Ghiselli Sono di molti e distribuite nel tempo. Sono la somma di ritardi cronici del nostro sistema, che riguardano non soltanto il tessuto produttivo ma anche il sistema amministrativo, le infrastrutture, i costi esterni, a iniziare dall’energia, la criminalità e la corruzione. La crisi ha inoltre messo in evidenza un fallimento della classe imprenditoriale del nostro paese, che, salvo lodevoli eccezioni, ha praticato una politica del profitto facile, del vivere alla giornata senza una strategia, scaricando sul lavoro tutte le possibilità competitive. Questo vale soprattutto per le grandi famiglie, scappate con il bottino alle prime difficoltà. Trovo veramente irritanti le prediche di Confindustria rivolte a tutti ma in particolare ai sindacati, proprio nel momento in cui se c’è un soggetto che si è dimostrato molto conservatore e al di sotto delle sue responsabilità nazionali è stato soprattutto il nostro capitalismo. E poi la politica: quella che ha fatto finta di non vedere la crisi, quella che ha riproposto costantemente ricette inefficaci, incentrate sul rigore assoluto, sulla precarietà del lavoro, sulla mancanza di politiche industriali. E non metterei sullo stesso piano gli ultimi governi, compreso quello attuale, rispetto ai governi Ciampi e Prodi, che hanno cercato di affrontare situazioni difficilissime, raggiungendo anche alcuni importanti obiettivi, come l’ingresso nell’euro, con il coinvolgimento delle parti sociali e con politiche ampiamente condivise.
Rassegna “Il lavoro al centro”, l’occupazione come emergenza numero uno, nel contesto politico attuale, sembrano scomparsi.
Ghiselli Nelle politiche del governo non ci sono. Ci sono invece le imprese ma non è la stessa cosa, ovviamente. Il problema principale del governo è quello di ridurre ulteriormente i diritti dei lavoratori e detassare “a pioggia” il lavoro, senza alcun impegno sul fronte degli investimenti pubblici e privati, e del sostegno alla ricerca e all’innovazione delle imprese. Jobs Act e Legge di stabilità sono ingiusti e inefficaci.
Rassegna Come agisce la Cgil per sostenere i lavoratori? E quali soluzioni propone per contrastare una crisi che sembra infinita?
Ghiselli Il lavoro condotto dalle nostre strutture in questi anni è stato immenso. Sono state centinaia le crisi aziendali affrontate dalle categorie, cercando di contenere il ricorso agli ammortizzatori e ai licenziamenti. Con le innumerevoli difficoltà e incertezze nella gestione della cassa integrazione in deroga.

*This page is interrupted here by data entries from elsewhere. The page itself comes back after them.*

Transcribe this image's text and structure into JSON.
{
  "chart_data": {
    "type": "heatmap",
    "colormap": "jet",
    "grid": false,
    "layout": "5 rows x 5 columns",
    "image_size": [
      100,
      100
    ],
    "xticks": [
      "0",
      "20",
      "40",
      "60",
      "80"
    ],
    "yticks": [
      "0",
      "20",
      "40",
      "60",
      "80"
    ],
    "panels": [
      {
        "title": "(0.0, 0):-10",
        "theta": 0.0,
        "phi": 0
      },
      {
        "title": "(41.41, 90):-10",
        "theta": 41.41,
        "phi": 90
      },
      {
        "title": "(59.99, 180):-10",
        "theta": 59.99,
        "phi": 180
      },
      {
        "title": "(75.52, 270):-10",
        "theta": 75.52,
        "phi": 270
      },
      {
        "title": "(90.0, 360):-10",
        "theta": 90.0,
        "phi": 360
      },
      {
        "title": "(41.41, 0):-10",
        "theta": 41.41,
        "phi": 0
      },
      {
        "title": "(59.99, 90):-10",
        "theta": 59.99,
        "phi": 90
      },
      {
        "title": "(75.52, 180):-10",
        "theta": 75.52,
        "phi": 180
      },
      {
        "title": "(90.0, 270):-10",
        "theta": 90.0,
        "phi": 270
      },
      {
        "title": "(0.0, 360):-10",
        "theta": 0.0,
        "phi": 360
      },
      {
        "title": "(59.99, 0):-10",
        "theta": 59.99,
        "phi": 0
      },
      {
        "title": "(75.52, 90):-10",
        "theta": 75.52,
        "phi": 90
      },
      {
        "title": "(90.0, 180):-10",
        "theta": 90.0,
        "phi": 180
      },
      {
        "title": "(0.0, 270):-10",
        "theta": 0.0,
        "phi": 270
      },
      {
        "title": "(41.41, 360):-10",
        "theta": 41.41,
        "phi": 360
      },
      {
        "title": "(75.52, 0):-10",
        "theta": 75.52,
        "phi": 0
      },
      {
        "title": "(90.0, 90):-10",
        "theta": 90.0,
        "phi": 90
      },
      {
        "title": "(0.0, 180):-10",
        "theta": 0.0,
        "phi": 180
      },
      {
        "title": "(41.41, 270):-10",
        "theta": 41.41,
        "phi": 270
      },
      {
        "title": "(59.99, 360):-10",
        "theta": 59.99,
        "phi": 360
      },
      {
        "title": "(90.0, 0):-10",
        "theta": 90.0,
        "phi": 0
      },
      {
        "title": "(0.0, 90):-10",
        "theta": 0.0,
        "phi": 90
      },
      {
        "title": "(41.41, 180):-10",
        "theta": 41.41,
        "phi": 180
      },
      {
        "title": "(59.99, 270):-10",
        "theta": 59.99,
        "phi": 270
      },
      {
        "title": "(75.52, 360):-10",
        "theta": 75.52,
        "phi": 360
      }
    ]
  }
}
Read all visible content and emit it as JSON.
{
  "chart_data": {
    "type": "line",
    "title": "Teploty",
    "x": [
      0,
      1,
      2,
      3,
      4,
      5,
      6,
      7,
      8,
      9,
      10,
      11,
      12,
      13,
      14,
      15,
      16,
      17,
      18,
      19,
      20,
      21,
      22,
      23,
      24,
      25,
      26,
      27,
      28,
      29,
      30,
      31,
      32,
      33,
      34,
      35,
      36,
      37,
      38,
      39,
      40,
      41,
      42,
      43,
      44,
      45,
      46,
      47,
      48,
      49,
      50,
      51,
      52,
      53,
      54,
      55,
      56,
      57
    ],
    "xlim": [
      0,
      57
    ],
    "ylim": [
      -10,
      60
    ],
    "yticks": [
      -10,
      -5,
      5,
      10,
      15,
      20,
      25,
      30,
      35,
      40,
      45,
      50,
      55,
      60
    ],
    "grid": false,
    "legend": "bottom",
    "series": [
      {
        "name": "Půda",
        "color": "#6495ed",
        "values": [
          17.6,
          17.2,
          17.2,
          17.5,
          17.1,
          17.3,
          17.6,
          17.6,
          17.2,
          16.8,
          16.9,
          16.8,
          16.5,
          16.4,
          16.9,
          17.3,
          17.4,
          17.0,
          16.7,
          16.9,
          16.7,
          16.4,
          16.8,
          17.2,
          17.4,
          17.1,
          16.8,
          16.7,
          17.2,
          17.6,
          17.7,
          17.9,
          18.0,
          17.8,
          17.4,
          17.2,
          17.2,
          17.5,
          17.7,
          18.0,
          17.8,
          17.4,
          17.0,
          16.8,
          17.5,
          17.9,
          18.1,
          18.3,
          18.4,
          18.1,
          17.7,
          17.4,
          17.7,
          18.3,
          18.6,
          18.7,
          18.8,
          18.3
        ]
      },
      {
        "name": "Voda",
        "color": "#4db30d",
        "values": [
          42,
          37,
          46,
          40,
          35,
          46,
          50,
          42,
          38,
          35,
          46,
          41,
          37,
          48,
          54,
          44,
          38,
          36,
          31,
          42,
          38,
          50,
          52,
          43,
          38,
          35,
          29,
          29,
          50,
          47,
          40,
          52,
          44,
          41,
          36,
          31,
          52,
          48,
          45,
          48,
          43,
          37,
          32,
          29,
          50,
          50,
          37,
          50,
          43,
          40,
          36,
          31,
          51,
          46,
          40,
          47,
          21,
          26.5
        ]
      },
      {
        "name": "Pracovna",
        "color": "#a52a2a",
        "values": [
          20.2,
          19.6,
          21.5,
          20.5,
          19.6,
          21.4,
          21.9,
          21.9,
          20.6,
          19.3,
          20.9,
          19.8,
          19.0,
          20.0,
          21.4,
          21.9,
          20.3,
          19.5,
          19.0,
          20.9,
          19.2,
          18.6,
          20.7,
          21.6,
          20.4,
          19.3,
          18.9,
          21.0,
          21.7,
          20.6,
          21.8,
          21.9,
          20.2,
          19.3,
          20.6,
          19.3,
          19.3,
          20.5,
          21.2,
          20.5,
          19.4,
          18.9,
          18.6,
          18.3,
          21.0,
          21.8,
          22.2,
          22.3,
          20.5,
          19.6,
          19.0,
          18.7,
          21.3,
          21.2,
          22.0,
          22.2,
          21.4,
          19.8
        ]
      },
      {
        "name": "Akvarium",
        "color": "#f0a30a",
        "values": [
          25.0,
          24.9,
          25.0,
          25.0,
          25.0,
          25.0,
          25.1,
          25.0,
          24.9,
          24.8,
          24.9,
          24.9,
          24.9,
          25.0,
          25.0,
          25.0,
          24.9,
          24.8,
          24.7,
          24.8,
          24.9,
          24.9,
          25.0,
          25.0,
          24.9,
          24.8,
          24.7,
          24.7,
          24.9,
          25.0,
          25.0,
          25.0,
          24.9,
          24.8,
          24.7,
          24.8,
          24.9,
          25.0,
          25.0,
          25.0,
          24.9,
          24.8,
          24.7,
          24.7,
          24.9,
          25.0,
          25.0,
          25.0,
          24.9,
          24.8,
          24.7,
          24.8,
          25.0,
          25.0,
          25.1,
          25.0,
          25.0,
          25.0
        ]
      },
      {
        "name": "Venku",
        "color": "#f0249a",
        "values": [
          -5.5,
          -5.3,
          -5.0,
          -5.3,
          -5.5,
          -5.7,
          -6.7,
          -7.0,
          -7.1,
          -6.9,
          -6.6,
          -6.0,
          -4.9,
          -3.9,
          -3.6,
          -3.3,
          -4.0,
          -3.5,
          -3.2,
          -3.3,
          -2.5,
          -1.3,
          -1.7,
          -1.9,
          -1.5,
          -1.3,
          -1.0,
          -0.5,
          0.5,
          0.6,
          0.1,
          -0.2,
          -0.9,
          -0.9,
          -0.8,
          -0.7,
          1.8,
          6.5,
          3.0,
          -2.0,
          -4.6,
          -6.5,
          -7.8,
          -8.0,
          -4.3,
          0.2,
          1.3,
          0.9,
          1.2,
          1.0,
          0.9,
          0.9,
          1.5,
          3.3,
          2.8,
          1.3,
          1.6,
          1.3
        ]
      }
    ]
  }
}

Molte situazioni si sono risolte grazie al nostro impegno, con il ritiro o il ridimensionamento dei piani di mobilità, molto spesso con un cambiamento negli assetti aziendali. Sono tante e di rilievo le imprese marchigiane cedute in questi anni a multinazionali straniere, come la Indesit e la Poltrona Frau agli americani, la Berloni, la Benelli Moto e molte aziende della cantieristica da diporto a imprese dell’estremo oriente. Sul piano politico abbiamo richiesto e gestito a più livelli istituzionali i fondi anticrisi, con l’obiettivo di intervenire a sostegno delle situazioni di difficoltà economico-sociale e di favorire le politiche attive del lavoro. Più difficile è stato ottenere risposte sul fronte degli investimenti pubblici e privati e della creazione di nuove opportunità occupazionali, utilizzando tutte le pur limitate risorse disponibili. La scarsa capacità di innovare, rischiare, immaginare nuove soluzioni ha caratterizzato il comportamento di molte amministrazioni e imprese. Il rapporto con il sistema delle autonomie a livello regionale è stato complessivamente utile, anche nella gestione di singole vertenze, e con la contrattazione sociale. Per fortuna, la negazione del ruolo confederale e sindacale qui non ha ancora attecchito.